2023-10-31

Verborreia ou incontinência oral?

 De bata branca. De bata imaculadamente branca apresentei-me na Escola Básica Nº 1 da Amadora. De que me serve relembrar essa criança de sete anos, asmática e frágil, de pequeno porte, como se diz dos poneys. A fotografia existe e foi digitalizada hà alguns anos por um gajo que se chama Paulo Saboga. Já não o vejo hà algum tempo. Descobri a fotografia por acaso. Bem, nem por isso. Procurava outra pessoa, outro local, uma recordação que não era minha mas que que eu conhecia como se fosse. Cabo Ruivo a preto e branco, um homem de fato e gravata parecido comigo, bancadas com intrumentos analíticos fora de moda, telefones pretos que faziam Trrriimmm quando queriam o conforto de uma orelha, um beijo no bocal, o bafo quente e humido que se infiltrava pelo emissor radiofónico, e folhas, muitas folhas, e papel químico, e canetas, esferas gráficas que rolavam, modernas, pelos boletins impressos, gritando BIIIQUEEE (BIC). Hoje gritam-se outras coisas nos teclados. Fala baixo Paulo, vê lá se alguém te ouve nesse teu matraquear furtivo; o sujeito pára de escrever e olha desconfiado à sua volta. Não, não está ninguém a ver...de bata branca, de bata imaculadamente branca apresentei-me no gabinete do Engenheiro. Penso que foi o Guerreiro que lá foi. Primeiro bateu à porta, uma porta sempre fechada, uma porta que guardava a segunda sala no primeiro andar, do lado esquerdo...seria a segunda ou a terceira? Que interessa isso agora? Quem poderá confirmar essa tua realidade, repetida até à exaustão durante anos. Lembras-te dos sapatos? Talvez botas, ou ténis...e das calças? Calças de ganga no verão, bombazine no inverno, talvez nem fosse eu. Bem, o cabelo comprido, a barba grande e mal aparada, tinha tudo para ser eu, mas podia não ser, já foi hà tanto tempo, dezoito? Já não me lembro quantas farpas estavam cravadas no bolo...sim, pareciam velas e estavam acesas, se calhar eram só duas, por uma questão de economia. Com esta conversa a bata branca já não está à porta. Deve ter batido suavemente, devem-lhe ter dado ordem para entrar, daquelas ordens de quem manda uma coisa que não quer, deve ter entrado e pedido autorização para se sentar e deve ter-se sentado. Agora um grande plano nas mãos que procuram refugio nos bolsos da bata mas...algo se passa nesses bolsos, pois elas recuam para repousar uma em cada perna. 
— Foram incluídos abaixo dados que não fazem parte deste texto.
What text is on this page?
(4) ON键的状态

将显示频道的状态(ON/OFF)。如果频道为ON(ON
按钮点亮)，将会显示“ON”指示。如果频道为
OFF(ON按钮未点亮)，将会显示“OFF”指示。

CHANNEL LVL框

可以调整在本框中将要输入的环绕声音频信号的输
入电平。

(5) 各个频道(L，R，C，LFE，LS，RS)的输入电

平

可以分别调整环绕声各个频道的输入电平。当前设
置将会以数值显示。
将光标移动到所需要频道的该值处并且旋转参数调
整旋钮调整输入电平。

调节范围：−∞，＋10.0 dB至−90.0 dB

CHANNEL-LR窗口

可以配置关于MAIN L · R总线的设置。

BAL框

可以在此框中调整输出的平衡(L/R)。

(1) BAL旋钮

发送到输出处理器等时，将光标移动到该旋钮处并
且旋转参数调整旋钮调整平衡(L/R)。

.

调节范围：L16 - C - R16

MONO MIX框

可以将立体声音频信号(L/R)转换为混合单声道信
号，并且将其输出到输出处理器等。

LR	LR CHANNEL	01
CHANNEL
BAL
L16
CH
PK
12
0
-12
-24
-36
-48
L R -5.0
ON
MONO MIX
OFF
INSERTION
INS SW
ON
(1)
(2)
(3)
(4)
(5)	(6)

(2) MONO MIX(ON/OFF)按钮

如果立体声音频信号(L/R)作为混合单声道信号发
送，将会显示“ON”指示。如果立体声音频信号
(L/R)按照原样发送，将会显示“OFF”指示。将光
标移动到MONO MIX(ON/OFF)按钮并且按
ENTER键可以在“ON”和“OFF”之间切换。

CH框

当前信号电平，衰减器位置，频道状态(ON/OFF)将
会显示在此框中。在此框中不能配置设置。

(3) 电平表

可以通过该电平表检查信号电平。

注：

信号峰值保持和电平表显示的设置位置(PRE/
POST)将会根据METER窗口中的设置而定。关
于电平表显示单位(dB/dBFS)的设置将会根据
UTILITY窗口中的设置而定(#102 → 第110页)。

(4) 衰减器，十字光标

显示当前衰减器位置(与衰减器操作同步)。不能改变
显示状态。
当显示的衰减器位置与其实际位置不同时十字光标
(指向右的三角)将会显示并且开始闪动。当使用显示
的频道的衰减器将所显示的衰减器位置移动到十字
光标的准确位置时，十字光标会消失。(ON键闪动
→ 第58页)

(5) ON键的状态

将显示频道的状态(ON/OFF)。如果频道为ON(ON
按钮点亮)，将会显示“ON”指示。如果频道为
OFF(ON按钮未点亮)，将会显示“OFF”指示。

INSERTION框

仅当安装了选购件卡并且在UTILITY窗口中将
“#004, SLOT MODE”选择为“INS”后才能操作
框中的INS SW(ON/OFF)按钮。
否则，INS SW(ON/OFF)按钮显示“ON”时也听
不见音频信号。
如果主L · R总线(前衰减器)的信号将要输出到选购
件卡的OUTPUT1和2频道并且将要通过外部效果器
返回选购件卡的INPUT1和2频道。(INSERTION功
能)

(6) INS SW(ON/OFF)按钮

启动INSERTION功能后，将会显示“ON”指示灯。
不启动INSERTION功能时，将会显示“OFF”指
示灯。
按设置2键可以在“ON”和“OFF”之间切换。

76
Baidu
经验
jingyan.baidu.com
Não Doutor, esta conversa das mãos agarrou-se de tal maneira à minha pele que quase lhe sinto o cheiro. Ah, o Doutor não sabia que as conversas têm cheiro? Não Dr., não estou a ser irónico. Tenho cheiros de conversas que nunca mais esqueci, talvez seja o meu lado animal, ou outra coisa qualquer. Nos dias que estava com alergia, ou constipado, os cheiros deixavam de ter significado e as conversas perdiam a importancia. Quer voltar às batas brancas? Quais Dr.? Tenho tantas batas brancas na minha vida.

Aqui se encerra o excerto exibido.